BEIJING, April 29, 2025 /PRNewswire/ — PsiBot’s Robots Are Playing Mahjong While Others Are Still Learning to Walk
While most embodied robots are still focusing on basic motion control such as walking and running, PsiBot’s robots have pioneered long-horizon complex tasks in open environments, playing Mahjong with humans.
And Mahjong is no simple task.
It’s a strategic, multi-layered game requiring precise manipulation—drawing, discarding, organizing tiles—and even more importantly, long-horizon planning: evaluating one’s own tiles, interpreting the game state, and predicting opponents’ moves.

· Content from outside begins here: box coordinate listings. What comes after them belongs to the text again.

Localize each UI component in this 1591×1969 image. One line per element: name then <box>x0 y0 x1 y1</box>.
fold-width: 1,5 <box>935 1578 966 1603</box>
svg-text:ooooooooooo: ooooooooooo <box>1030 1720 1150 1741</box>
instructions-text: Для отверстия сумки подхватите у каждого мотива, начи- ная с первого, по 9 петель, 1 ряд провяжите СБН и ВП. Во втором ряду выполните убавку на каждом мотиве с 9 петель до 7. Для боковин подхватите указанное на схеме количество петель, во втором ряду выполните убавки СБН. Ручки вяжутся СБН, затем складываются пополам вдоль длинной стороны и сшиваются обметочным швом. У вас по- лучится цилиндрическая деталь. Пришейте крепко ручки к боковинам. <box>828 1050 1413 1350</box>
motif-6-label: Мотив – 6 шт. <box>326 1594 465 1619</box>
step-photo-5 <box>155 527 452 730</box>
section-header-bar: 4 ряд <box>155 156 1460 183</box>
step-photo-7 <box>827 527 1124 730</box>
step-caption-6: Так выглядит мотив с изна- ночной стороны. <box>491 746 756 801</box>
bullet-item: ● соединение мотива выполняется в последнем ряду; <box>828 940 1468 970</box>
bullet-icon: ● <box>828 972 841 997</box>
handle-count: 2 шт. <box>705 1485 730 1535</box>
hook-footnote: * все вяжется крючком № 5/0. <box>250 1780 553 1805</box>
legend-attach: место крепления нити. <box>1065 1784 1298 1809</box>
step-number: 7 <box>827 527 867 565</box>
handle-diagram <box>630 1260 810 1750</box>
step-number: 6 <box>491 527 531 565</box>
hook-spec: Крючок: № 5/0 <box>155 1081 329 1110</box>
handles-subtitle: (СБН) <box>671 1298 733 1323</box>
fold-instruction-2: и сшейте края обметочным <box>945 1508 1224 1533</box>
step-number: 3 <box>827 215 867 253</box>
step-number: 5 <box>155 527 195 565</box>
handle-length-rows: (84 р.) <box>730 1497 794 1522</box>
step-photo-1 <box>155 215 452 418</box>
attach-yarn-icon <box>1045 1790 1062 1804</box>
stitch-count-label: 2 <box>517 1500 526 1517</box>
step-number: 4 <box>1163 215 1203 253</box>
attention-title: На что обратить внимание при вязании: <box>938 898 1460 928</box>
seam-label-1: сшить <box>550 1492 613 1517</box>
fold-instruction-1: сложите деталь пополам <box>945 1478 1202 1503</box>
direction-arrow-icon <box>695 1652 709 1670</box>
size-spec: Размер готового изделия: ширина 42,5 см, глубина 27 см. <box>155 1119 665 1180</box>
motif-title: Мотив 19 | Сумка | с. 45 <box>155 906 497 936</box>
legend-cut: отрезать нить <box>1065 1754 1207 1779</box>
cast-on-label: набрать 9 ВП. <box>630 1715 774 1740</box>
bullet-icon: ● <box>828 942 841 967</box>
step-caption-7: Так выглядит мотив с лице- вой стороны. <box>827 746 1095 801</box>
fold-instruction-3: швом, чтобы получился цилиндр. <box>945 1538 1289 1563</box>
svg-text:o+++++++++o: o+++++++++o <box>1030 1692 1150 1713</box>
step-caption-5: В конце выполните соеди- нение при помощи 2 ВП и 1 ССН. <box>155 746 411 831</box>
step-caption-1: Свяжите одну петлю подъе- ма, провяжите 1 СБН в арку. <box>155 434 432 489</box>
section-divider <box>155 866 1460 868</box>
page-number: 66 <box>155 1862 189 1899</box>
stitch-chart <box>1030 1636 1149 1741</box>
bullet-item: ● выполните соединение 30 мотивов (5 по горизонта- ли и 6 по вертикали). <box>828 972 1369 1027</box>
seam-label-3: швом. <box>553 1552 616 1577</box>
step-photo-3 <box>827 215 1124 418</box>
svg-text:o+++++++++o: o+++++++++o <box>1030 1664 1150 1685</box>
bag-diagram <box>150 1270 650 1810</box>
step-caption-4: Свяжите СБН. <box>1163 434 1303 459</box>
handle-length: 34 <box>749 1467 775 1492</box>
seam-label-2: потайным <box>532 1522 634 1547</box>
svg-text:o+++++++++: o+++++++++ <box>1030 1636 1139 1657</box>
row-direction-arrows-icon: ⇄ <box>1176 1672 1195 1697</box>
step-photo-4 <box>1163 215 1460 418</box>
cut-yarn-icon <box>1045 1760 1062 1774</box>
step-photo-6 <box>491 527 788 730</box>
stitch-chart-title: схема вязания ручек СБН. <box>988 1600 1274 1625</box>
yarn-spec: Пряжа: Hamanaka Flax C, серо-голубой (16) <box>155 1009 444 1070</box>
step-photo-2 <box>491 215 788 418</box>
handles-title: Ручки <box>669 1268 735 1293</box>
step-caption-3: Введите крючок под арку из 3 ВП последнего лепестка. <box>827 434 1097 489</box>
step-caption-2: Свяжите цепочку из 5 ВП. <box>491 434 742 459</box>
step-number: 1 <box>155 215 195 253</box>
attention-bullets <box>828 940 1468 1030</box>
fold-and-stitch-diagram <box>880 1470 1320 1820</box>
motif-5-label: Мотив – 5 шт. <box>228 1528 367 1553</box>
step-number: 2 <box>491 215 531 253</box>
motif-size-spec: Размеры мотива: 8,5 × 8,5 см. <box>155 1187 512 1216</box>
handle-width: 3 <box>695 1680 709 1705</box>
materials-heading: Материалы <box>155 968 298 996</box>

This blend of dexterous action and complex reasoning makes Mahjong one of the most demanding challenges for robotics today.
Redefining Dexterity: From Pick & Place to Long-Horizon Manipulation
Robotic manipulation can be broken down into three levels of complexity:
L1: Basic pick-and-place tasks in static environments without autonomous reasoning and dexterous manipulation
L2: Human-like manipulation in dynamic environments—featuring grips like lateral pinch, tripod, or power sphere without cognition chain to complete complex multi-modal tasks.
L3: Autonomous reasoning system based on Chain of Action Thought (CoAT) to make decisions and perform long-horizon complicated manipulation in open environments.
Playing Mahjong is a typical L3 task.
Only with L3-level CoAT capabilities to perform long-horizon tasks can robots understand their environment, make decisions, learn from experience, and adapt to new tasks—skills essential for real-world deployment. PsiBot addresses this challenge with its novel R1 model, built on a hierarchical end-to-end architecture and powered by reinforcement learning (RL).
In real-world Mahjong scenarios, R1 has demonstrated sustained and coherent CoAT capability for up to 30 minutes, executing open-ended tasks and reasoning autonomously. It empowers human-robot interaction, interaction between robots, and environment interaction, demonstrating the VLA’s superb reasoning ability and the RL’s ability that exceeds the upper ceiling of human thinking and manipulation. This breakthrough marks a key leap from performing a single action to completing the closed loop of perception, reasoning and execution in the complex physical world, providing a technical paradigm for embodied intelligence to land in commercial scenarios.
A Breakthrough in Architecture: PsiBot’s hierarchical end-to-end model
Founded in 2024, PsiBot has taken the lead to introduce a hierarchical end-to-end architecture, composed of a planner and a controller, which are connected implicitly by Action Tokenizer and jointly perform long-horizon dexterous manipulation, a paradigm that has now become a consensus in the industry. In addition, PsiBot also uses RL throughout the system, improving task success rates, extending CoAT durations, and creating a data flywheel that continually enhances data utilization efficiency.
From Tech Demo to Industrial Edge
The R1 model is not just a lab prototype.
With L3 capabilities, it can perform in open environments —reasoning, adapting, and manipulating over long time horizons, which can be deployed in industrial, logistical, retailing, and To-C scenarios. Currently, PsiBot has partnered with leading firms in the manufacturing, retailing, and e-commerce industries to explore opportunities in commercialized scenarios.
In the end, PsiBot isn’t just building robots that can walk or talk. It’s building robots that can reason, plan, and perform—— in the real world.